Par un mémoire en défense enregistré le 26 juillet 2021, le ministre du travail, du plein emploi et de l'insertion conclut au rejet de la requête.
Il fait valoir que :
- le principe du contradictoire a été respecté dès lors que les éléments déterminants de l'enquête contradictoire lui ont été transmis ;
- les faits reprochés sont établis et d'une gravité suffisante pour justifier le licenciement.
La clôture de l'instruction a été fixée au 28 juillet 2022 par une ordonnance du 20 juin précédent.
Vu la décision attaquée et les autres pièces du dossier ;
Vu :
- le code des relations entre le public et l'administration ;
- le code du travail ;
- le code de justice administrative.
Les parties ayant été régulièrement averties du jour de l'audience ;
Après avoir entendu, au cours de l'audience publique :
- le rapport de Mme A,
- les conclusions de Mme Chalbos, rapporteure publique,
- et les observations de Me Koehl représentant la société ID Logistics Santé.
Considérant ce qui suit :
1. Recruté le 18 décembre 2017 par la société ID Logistics Santé et employé, en dernier lieu, en qualité de cariste en prestation logistique au sein de l'établissement situé à Muret (Haute-Garonne), M. B est représentant du personnel depuis septembre 2018. Le 4 août 2020, une procédure de licenciement pour motif disciplinaire a été engagée à son encontre. Il a été convoqué à un entretien préalable à l'embauche le 11 août 2020. Le conseil social et économique a rendu un avis défavorable à son licenciement le 12 août 2020. Le 10 septembre 2020, l'inspecteur du travail a refusé d'autoriser le licenciement. Par décision expresse du 2 avril 2021 retirant la décision implicite de rejet du recours hiérarchique formulée par l'employeur le 22 octobre 2020 reçu le 28 octobre 2020, le ministre a annulé la décision de l'inspecteur du travail et a autorisé le licenciement de M. B. Par sa requête, ce dernier demande au tribunal d'annuler la décision du ministre du 2 avril 2021 et de prononcer sa réintégration au sein de la société ID Logistics Santé.

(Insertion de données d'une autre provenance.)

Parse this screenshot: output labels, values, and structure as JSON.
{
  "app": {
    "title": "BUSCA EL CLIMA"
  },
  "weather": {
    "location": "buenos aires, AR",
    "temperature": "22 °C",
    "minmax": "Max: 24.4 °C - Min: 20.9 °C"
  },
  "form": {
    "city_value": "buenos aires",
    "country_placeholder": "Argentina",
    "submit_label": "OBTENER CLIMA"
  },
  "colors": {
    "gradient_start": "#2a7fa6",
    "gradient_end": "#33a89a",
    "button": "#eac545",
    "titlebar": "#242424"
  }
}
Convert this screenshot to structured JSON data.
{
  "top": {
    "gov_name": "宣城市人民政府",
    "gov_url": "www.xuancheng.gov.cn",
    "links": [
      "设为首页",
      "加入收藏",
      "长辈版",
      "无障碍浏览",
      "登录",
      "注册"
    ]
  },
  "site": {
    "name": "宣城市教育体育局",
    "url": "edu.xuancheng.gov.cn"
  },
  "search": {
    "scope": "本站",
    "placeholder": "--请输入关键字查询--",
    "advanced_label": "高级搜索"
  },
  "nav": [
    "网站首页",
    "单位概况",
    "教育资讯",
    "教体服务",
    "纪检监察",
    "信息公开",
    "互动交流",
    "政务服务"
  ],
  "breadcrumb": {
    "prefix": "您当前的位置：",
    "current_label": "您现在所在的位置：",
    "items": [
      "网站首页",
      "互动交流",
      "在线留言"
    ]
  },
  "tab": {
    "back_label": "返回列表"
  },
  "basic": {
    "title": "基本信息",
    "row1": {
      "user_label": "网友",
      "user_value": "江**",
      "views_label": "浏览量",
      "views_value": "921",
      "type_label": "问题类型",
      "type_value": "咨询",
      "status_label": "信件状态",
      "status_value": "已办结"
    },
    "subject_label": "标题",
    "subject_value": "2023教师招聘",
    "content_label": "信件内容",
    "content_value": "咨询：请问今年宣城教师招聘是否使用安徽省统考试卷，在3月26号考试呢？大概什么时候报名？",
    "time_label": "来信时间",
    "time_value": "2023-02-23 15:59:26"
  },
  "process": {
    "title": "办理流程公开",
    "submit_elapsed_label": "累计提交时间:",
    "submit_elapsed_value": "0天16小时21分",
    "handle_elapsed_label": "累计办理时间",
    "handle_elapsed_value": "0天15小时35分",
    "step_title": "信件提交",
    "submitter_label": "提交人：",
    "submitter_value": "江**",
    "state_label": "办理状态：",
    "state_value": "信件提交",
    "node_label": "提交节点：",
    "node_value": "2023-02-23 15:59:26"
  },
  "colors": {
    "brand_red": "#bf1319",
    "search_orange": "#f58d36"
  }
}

2. En premier lieu, le caractère contradictoire de l'enquête impose à l'autorité administrative que le salarié protégé puisse être mis à même de prendre connaissance de l'ensemble des pièces produites par l'employeur à l'appui de sa demande. Pour l'application de cette règle, le ministre chargé du travail, saisi d'un recours contre une décision relative au licenciement d'un salarié protégé sur le fondement de l'article R. 2422-1 du code du travail, doit, en application de l'article L. 121-1 du code des relations entre le public et l'administration, communiquer le recours au tiers au profit duquel la décision contestée par ce recours a créé des droits, et recueillir ses observations. Si, en revanche, il ne résulte d'aucune disposition législative ou réglementaire ni d'aucun principe que le ministre soit tenu de procéder à une enquête contradictoire au sens de l'article R. 2421-4 du code du travail, il en va autrement lorsque l'inspecteur du travail n'a pas lui-même respecté les obligations de l'enquête contradictoire.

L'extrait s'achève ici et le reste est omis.